Automation is a wonderful thing which adds so much convenience to our daily lives.
For example, I am "writing" this article on my mobile phone, whereas in previous generations this would have required a cumbersome and bulky typewriter, and any mistake would have to be manually corrected.
When I started work as a journalist in the 1990s, we were already using computers, but by today's standards they would probably be considered nothing better than electronic word-processing machines linked to an office-wide network.
And in those days, the internet hardly even existed in the form that we know today: There was one "machine" (as we quaintly referred to that computer in those days) which was connected to the World Wide Web, and pretty much its sole purpose was to receive the emails sent to the newspaper.
Even doing this was a time-consuming chore as what we laughably called the "connection" was by dial-up, that is, a regular telephone connection, and something as simple as receiving all of the emails that accumulated overnight took as much as 20 minutes.
Nowadays, such a procedure takes place almost instantaneously and there's no need for a special "machine" to serve this purpose.
But have we all become too dependent on this magic technology at our fingertips?
Now we are reliant on more factors that we never had to consider in those days.

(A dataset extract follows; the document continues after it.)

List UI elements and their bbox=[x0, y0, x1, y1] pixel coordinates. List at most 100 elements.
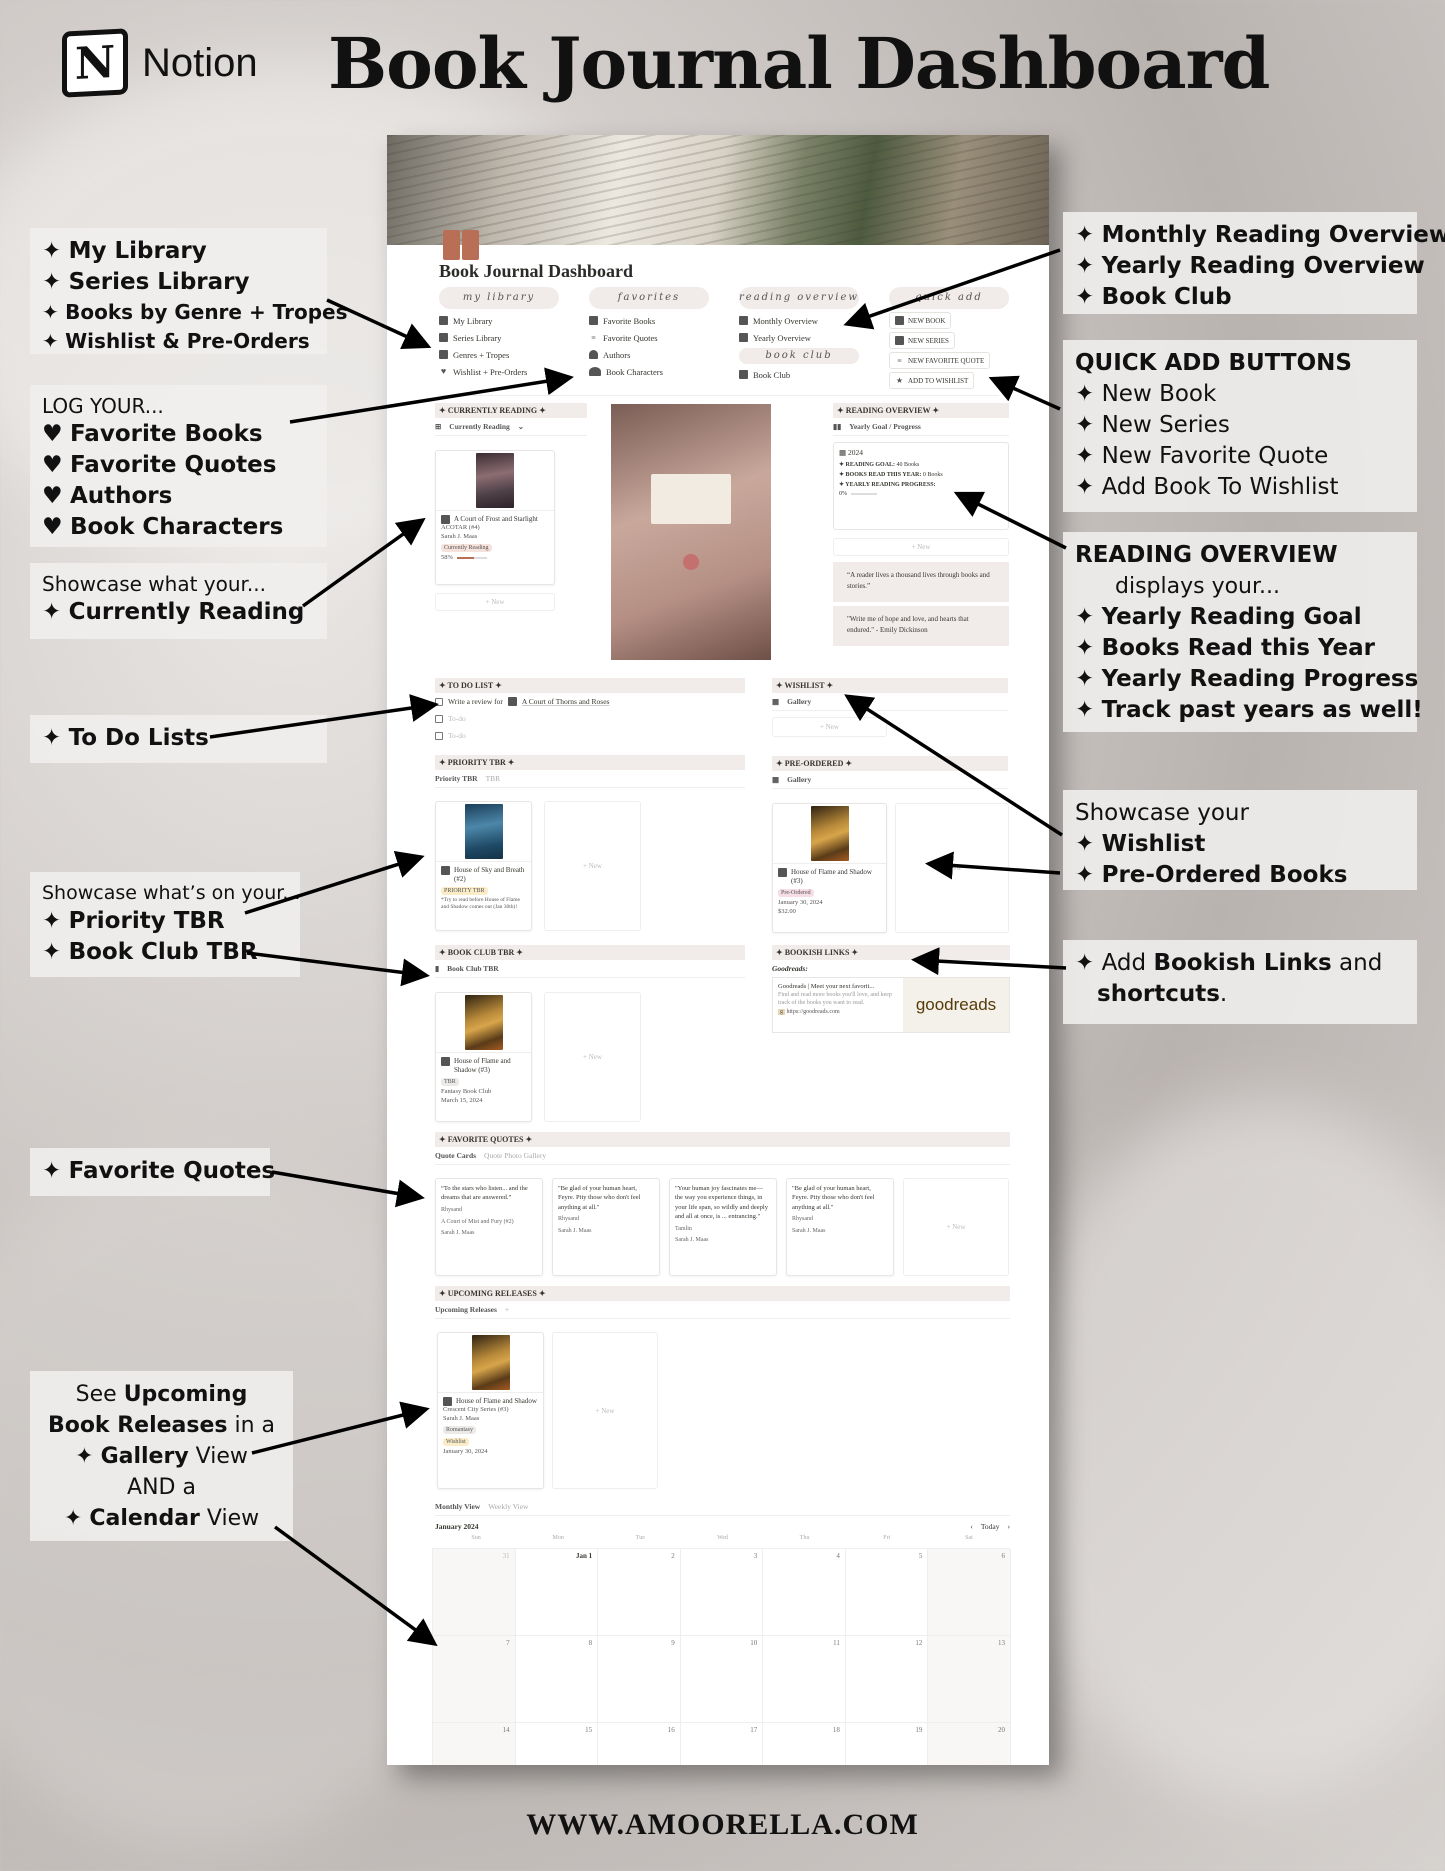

Is the mobile phone charged adequately? Is there a reliable mobile or Wi-Fi connection? And for all of the sophisticated electronic equipment we use in the modern age to produce newspapers, what happens if there is a power cut?
Back in the 1980s, the newspaper I would later work at in London was still producing newspapers using typewriters and hot metal printing, a technology which largely owed itself more to the 19th century than the late 20th century.
Because so much more depended on the human factor in those days, there were many ways in which things could go wrong.
Take for example the procedure of a reporter sending in a story from an out-of-office assignment. Today, this is easily done by email or instant messaging.
In those days, it all hinged on a reporter scribbling in a notebook and then dictating the story by phone (usually from a smelly public telephone box) to a copy taker at the newspaper.
Every newspaper has its legends, and one at my old newspaper in London was about a copy taker who was rather partial to a lunchtime drink (or three).
This charming old lady once took down a story from a reporter which looked like it was written in code. As she was a little off-balance after her liquid lunch, although she was a first-class touch typist (an essential qualification for such a job), her fingers were hitting the keys adjacent to the correct ones. So the story was literally in code!
Perhaps today's young reporters need to appreciate the multitude of practical problems we faced in those long-gone days and they will realize how much better off they have it today.